The Daily Mail's condemnation of Ralph Miliband as "the man who hated Britain" was partly based on observations made by the Marxist intellectual as a 17-year-old.

It got Axegrinder wondering how Daily Mail editor Paul Dacre's own boyish musings might look today.

Fortunately we have an insight into the mind of the young Dacre, via the archive of the University of Leeds.

It was the year socialist revolution threatened international capitalism while hippies and students assaulted common family values. Enoch Powell warned the nation about “Rivers of Blood” and  Dacre first sat in an editor’s chair.

In 1968 as a 19-year-old student, the future Daily Mail editor took over the Leeds University newspaper Union News and immediately instituted radical change.

Dacre championed unemployed immigrants while encouraging people to join the union.
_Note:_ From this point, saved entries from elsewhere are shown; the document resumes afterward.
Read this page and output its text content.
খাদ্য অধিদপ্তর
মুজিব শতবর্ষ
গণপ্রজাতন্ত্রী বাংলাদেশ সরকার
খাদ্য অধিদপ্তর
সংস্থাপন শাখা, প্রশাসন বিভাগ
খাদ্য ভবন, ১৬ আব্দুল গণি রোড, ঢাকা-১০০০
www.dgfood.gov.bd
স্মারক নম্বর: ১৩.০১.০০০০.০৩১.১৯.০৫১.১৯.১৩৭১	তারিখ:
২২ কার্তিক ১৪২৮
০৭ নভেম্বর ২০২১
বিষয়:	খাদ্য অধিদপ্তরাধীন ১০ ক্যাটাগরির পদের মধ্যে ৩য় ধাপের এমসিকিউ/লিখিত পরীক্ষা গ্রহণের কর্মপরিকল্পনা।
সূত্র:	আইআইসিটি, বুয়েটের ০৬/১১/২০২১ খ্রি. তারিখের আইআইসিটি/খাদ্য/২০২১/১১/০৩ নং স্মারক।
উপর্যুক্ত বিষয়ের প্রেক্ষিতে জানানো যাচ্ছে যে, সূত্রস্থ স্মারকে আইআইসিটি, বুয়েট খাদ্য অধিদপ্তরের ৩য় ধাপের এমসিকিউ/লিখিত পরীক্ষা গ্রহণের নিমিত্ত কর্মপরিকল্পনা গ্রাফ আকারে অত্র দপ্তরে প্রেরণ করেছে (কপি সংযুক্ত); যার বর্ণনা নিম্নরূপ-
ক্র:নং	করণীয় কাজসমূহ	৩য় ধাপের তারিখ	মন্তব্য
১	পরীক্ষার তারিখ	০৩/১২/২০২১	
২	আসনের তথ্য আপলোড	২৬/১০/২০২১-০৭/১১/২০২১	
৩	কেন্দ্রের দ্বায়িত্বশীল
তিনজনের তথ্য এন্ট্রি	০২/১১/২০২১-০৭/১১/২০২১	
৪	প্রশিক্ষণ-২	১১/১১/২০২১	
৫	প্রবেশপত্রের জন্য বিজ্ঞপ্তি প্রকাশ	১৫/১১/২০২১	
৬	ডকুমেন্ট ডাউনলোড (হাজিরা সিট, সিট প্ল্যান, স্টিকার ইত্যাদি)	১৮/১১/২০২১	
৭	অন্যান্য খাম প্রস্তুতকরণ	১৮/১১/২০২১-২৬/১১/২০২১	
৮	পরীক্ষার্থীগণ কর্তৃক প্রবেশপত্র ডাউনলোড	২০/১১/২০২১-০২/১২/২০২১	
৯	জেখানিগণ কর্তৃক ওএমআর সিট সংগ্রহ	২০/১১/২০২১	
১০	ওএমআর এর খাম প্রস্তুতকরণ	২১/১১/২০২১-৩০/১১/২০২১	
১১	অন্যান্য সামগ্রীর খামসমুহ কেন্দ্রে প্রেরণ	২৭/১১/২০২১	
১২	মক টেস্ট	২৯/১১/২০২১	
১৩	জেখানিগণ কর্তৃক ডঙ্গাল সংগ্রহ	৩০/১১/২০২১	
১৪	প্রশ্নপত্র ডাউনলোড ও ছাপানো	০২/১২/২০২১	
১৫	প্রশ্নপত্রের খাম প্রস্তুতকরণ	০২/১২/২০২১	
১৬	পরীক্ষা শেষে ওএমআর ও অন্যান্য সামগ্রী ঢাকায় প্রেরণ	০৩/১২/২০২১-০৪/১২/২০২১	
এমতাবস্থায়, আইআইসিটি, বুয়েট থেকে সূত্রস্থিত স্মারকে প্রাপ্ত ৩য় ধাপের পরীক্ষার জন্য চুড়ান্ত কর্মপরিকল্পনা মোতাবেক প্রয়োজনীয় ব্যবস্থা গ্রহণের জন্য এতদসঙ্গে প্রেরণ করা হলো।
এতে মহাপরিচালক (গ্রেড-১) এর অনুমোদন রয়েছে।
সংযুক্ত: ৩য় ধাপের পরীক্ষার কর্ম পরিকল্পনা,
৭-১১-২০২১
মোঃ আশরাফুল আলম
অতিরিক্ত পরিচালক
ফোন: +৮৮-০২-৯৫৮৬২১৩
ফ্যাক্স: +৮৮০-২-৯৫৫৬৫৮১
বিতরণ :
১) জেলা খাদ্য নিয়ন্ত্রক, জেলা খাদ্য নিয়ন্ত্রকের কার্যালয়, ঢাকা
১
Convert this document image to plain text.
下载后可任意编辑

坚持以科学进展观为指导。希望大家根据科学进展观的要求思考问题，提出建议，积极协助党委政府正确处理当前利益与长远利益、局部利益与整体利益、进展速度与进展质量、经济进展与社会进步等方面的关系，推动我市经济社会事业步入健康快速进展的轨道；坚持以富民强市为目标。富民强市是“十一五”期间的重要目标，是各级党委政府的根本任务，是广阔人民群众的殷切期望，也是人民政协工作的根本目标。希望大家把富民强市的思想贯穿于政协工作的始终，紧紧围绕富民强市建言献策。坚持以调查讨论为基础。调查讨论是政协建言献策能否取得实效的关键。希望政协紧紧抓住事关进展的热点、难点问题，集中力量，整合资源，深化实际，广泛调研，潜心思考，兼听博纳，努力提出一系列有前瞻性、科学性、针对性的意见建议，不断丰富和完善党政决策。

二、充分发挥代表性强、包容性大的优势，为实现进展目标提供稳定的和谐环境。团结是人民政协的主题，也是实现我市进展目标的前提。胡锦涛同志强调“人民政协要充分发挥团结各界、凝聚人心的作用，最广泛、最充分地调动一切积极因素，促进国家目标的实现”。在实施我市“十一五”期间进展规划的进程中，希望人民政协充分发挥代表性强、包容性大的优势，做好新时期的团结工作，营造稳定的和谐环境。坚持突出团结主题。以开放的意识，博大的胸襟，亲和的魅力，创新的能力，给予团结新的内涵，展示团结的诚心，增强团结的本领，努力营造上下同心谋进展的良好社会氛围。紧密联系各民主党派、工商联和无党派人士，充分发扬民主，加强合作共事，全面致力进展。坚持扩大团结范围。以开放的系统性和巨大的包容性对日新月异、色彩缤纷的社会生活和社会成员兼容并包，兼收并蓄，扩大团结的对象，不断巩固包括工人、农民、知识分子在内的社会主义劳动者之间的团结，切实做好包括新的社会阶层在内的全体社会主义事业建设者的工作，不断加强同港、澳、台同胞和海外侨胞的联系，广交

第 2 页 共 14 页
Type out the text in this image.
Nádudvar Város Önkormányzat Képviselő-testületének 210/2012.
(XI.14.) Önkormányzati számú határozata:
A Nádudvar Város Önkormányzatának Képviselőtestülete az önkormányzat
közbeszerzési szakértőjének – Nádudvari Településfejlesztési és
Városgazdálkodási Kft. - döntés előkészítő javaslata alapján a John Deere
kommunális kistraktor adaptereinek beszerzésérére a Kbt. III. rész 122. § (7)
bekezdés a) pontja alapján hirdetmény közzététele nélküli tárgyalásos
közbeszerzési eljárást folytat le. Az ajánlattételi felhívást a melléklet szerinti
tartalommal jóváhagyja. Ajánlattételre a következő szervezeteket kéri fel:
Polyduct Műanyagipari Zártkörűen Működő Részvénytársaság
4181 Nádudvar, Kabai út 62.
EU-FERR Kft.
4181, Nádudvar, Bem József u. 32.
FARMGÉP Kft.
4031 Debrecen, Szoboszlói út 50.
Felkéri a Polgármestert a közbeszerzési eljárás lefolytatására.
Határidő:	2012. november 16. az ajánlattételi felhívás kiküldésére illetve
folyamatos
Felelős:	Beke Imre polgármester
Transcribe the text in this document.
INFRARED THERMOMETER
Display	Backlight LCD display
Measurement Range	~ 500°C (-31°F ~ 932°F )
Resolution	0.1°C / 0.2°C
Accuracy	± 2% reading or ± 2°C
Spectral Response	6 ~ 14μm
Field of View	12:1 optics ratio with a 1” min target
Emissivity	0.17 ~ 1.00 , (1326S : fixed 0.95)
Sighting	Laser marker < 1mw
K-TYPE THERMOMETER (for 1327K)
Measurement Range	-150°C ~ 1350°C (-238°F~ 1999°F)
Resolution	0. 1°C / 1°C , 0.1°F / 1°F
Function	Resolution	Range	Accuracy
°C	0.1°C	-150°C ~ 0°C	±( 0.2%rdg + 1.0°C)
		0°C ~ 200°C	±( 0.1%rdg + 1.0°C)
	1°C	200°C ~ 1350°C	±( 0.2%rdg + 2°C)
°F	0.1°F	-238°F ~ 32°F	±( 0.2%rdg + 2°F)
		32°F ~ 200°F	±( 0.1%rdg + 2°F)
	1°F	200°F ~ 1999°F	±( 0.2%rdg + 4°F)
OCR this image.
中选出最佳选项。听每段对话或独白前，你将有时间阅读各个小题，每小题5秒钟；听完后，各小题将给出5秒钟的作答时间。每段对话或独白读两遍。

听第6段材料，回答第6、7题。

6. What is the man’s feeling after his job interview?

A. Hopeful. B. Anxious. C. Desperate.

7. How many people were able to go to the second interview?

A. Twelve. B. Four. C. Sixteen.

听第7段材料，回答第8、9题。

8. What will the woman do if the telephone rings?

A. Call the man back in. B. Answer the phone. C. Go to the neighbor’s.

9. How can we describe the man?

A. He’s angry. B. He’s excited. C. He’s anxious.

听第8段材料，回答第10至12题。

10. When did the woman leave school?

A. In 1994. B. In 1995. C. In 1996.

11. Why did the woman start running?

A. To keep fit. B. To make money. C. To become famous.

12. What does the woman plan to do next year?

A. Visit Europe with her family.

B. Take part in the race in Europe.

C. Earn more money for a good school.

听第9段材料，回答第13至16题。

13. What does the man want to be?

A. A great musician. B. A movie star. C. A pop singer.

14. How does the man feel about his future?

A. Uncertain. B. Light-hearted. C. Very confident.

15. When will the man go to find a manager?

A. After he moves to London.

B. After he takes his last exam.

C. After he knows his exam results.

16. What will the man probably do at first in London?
He even praised Jack Straw.

He introduced a section in his paper called “Leeds Lovelies” where photographers prowled the college campus looking for good-looking females (something which Dacre later blushed to admit himself at a 2008 speech to the Society of Editors).

His leader column urged participation in union affairs: “Apathy will get you nowhere. So for your own sakes, participate in Union affairs. Attend Union meetings. Vote in the elections. Stand yourself.”

Dacre championed the cause of an unemployed Indian man who left his home for a better life in Britain.

An editorial said: “This paper is satisfied that Mr X is an honest hard working man, who has spent six years of his life paying for his own education and obtaining one of the highest degrees in his field.

“If Mr X does not receive a job suited to his qualifications – and soon – Union News will submit a complaint to the Race Relations Board on his behalf.

“The worrying thing is, how many more cases are there like Mr X?”

In one investigation, Dacre interviewed Alex Whitton, a father of six who voluntarily gave up his job and now lived in a former police station doubling as a workhouse.

Dacre wrote: “In cold sociological terms Mr Whitton constitutes an ‘inadequate person’ . . . In reality Mr Whitton and his family are homeless.”

He allowed the unfortunate Whitton to tell his own tale of woe: “I was evicted from my last home – which was in my mother’s name – when the landlord discovered I had six kids. I had been evicted before and this was the end. I gave up. I left my job and now I’m here.

“I’ve got no heart for work. What have I got to come home to?”

In an editorial following him stepping down as students' union president, Dacre paid tribute to a young Jack Straw (the future Labour Home Secretary): "The time has come to offer our thanks to one of the best Presidents this Union has had for a long time. The enormous amount of work he has done, the countless committees he has headed, the energy he has contributed to the general running of the Union have all undoubtedly improved the welfare of the Leeds student."

And in a leader published in the week after Richard Nixon's election US president, Dacre's Union News railed against the excesses of the press and condemned the News of the World for its depiction of students.

It said: "We fear that once again they will mislead the public into thinking of students as hairy sex-mad degenerates. For our part we have tried to dispel this image."

Those hoping to find evidence that a young Dacre advocated the overthrow of capitalism will be disappointed by Axegrinder's quick scour through his student journalism past. But there is at least some evidence that he is no exception to the oft-quoted saying from Winston Churchill: "If you're not a liberal at twenty you have no heart, if you're not a conservative at forty you have no brain."